Les deux hommes se précipitent immédiatement sur les lieux et Max, qui est aussi le narrateur de tout l’histoire, commence à démêler pour le lecteur les fils d’une affaire qui, des années plus tôt, a démoli l’existence paisible que son ami Bank s’était faite auprès de Sarah, jolie jeune femme issue d’un milieu bourgeois et mère-célibataire de la petite Jamie. Cette fillette, dont Bank s’occupait comme un véritable père, avait elle aussi disparu un beau jour alors qu’elle se rendait à un entraînement de softball. Et, malgré tous les efforts de Bank – et Dieu sait s’il ne les avait pas ménagés ! – malgré tous ceux de ses collègues, directement atteints par ce coup infligé à l’un des leurs, jamais elle n’avait été retrouvée. On avait fini par la supposer morte ou disparue dans les anneaux d’un réseau de prostitution enfantine. Peu à peu, Bank et Sarah s’étaient éloignés l’un de l’autre et un divorce avait mis fin à une union qui avait pourtant été si parfaite.
L’enlèvement brutal de Tamara Shipley par, aux dires des témoins, contradictoires comme toujours, « deux Noirs dans une voiture marron » ou « deux Blancs dans une voiture violette », ouvre la porte toute grande aux spectres du passé qui, fidèles à eux-mêmes, n’attendaient évidemment qu’une telle opportunité pour s’en venir accabler Bank et tous ceux qui, avec lui, ont partagé les affres de l’incompréhensible disparition de Jamie.

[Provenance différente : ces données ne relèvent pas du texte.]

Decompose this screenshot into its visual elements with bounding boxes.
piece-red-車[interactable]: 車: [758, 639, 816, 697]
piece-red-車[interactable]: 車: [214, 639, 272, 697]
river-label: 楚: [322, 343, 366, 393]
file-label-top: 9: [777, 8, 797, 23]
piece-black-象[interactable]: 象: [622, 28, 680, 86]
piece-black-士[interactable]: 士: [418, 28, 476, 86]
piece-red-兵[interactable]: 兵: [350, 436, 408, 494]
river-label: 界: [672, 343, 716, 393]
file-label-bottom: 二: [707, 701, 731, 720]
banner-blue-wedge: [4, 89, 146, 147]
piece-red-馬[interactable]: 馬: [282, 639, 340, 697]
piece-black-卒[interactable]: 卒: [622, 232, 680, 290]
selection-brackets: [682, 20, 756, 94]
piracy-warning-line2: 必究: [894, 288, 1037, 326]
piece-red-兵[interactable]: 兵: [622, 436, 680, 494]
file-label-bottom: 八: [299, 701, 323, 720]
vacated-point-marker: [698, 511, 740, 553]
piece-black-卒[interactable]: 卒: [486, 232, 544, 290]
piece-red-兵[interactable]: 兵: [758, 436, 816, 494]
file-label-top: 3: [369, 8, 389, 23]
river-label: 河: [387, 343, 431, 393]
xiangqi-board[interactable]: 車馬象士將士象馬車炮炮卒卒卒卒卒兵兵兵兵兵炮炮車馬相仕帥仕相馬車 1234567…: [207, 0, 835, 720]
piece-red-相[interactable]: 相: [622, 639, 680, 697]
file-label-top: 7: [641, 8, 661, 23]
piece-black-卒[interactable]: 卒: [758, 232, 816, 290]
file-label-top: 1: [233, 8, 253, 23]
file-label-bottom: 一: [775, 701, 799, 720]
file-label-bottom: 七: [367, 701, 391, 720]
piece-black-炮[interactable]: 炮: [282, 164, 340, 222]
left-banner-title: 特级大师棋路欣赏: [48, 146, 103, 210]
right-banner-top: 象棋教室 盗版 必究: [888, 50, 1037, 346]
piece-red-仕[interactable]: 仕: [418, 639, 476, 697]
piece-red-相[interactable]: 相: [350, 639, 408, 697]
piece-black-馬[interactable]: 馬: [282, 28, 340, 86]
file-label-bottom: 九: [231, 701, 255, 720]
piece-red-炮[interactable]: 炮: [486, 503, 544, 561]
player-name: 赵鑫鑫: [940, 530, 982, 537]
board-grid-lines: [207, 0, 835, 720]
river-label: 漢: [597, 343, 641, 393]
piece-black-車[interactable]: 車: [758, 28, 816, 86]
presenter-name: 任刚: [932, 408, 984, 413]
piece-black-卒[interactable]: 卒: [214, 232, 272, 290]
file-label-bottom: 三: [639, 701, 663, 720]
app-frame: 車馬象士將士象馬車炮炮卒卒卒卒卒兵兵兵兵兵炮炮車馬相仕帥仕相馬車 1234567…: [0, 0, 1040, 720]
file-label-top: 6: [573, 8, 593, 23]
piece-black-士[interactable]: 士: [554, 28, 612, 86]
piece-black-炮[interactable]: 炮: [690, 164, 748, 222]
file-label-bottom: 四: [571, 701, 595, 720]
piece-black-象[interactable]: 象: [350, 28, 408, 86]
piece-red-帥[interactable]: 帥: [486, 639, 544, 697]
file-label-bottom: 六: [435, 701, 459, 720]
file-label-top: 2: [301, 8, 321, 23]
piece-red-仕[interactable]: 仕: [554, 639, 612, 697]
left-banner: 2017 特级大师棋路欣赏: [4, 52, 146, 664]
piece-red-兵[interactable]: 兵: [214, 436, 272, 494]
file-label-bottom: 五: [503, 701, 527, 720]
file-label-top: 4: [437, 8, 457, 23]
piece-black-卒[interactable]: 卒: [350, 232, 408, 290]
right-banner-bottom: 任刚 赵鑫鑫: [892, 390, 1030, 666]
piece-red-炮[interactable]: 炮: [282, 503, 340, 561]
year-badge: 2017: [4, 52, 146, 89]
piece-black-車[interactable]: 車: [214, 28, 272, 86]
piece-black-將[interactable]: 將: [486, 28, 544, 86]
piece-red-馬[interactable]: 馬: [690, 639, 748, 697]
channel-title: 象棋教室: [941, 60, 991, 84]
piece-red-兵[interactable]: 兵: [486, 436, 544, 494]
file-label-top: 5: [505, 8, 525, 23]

Cependant, dans le drame de la famille Shipley, il semble très vite que se trouvent impliqués des gangs d’adolescents. Tandis que, au fur et à mesure qu’il ressasse ses souvenirs, Mack se désespère de trouver la solution à celui qui a mis fin à toute une partie de la vie de son ami.
Pourtant, peu à peu, des fils surgissent, des pistes s’entrecroisent …
Et la Vérité se fait jour : aussi effarante qu’incroyable.
Ames sensibles qui me lisez, vous pouvez aborder ce roman de Craig Holden sans craindre les horreurs sanglantes qu’assène un Ellroy ou les frissons infernaux savamment distillés par Thomas Harris. Pourtant, si l’on doit établir une quelconque comparaison, c’est bien de la manière de Harris – ou de Dennis Lehane, spécialement dans son « Ténèbres prenez-moi la main » - qu’il faut rapprocher « Les Quatre Coins de la Nuit, » ouvrage superbe et sobre, cynique et ambigu, et malgré tout miséricordieux envers un monde d’où le manichéisme et sa rassurante simplicité sont fermement exclus. C’est aussi un « roman noir » unique en son genre, sur une humanité navrante et navrée qui n’est pas sans rappeler celle qui s’agite dans le « Chinatown » de Roman Polanski.